Vladímir Putin tuvo el 25 de diciembre de 1991 la peor Navidad de su vida: ese día, en Moscú, fue firmada la disolución oficial de la Unión Soviética, y él, agente de la KGB en Berlín, se quedó sin su patria, su ideal, su referencia. Pero, gracias a su sagacidad y su astucia de buen espía, ocho años después ya era presidente de Rusia. Y se dedicó a reconstruir el imperio perdido. Y lo está logrando.

Llovía en Moscú esa Navidad y, a pesar de lo trascendental del hecho que estaba ocurriendo en el Kremlin (nada menos que la extinción de una potencia mundial que había estado presente en todos los acontecimientos decisivos del siglo XX), las calles permanecieron casi vacías, sin nada que revelara la importancia del día. Hacía mucho frío. Pero no eran ni la lluvia ni el frío lo que mantenía a la gente en sus casas. Era la certeza de que, incluso antes de la firma, su país ya estaba muerto. Había sido una agonía prolongada y tormentosa, causada por el fracaso del sistema socialista y rematada por el fallido golpe de Estado que los sectores comunistas duros habían protagonizado cien días antes.
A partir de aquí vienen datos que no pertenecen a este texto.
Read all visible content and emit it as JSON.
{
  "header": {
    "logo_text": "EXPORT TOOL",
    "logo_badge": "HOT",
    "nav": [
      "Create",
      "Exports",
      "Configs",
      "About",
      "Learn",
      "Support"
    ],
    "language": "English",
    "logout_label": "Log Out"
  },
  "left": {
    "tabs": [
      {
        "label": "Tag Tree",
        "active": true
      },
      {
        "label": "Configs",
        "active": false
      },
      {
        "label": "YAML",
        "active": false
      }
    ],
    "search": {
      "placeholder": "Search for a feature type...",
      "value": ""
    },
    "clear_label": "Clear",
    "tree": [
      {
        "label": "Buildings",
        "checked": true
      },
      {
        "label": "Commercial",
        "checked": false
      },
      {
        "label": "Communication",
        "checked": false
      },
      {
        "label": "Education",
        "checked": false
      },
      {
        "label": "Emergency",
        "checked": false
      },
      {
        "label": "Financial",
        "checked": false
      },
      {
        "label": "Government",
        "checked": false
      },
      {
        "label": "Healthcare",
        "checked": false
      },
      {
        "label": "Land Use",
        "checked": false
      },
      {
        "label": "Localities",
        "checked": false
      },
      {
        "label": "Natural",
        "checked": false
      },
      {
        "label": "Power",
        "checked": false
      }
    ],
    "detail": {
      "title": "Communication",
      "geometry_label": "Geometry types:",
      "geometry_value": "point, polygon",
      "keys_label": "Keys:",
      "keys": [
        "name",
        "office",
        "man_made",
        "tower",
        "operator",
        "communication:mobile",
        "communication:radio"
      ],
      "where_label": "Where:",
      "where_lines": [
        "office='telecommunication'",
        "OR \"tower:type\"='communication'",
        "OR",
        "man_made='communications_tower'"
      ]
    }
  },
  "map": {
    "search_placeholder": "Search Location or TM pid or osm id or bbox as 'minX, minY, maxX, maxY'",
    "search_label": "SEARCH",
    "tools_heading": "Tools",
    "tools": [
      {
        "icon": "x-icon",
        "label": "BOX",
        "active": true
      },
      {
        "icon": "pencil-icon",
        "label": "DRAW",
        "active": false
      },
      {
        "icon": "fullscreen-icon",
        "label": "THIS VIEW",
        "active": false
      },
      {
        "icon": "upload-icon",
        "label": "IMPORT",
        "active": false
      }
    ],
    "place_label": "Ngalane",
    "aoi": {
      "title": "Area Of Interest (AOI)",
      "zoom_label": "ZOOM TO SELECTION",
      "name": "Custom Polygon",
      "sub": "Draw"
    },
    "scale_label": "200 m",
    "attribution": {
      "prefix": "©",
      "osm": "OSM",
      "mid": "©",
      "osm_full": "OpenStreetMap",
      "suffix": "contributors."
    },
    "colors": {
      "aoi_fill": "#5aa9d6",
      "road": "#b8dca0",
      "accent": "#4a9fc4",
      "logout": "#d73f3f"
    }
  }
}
Fue, en palabras de Vladímir Putin, “la mayor catástrofe geopolítica del siglo XX”. Y es que la Unión Soviética era su orgullo: un país de quince repúblicas y 22,4 millones de kilómetros cuadrados en dos continentes, con 293 millones de habitantes, apoyado en el ejército más vasto del mundo, con todos los países de Europa del Este convertidos en colonias y con su capital, Moscú, erigida en sede de una ideología, el marxismo-leninismo, que encandiló y llenó de ilusión a millones de personas en todo el planeta. Pero no era la ideología lo que Putin añoraba: él, hombre pragmático y realista, sabía que el socialismo suena muy bien pero funciona muy mal. Lo que Putin en verdad añoraba era el imperio.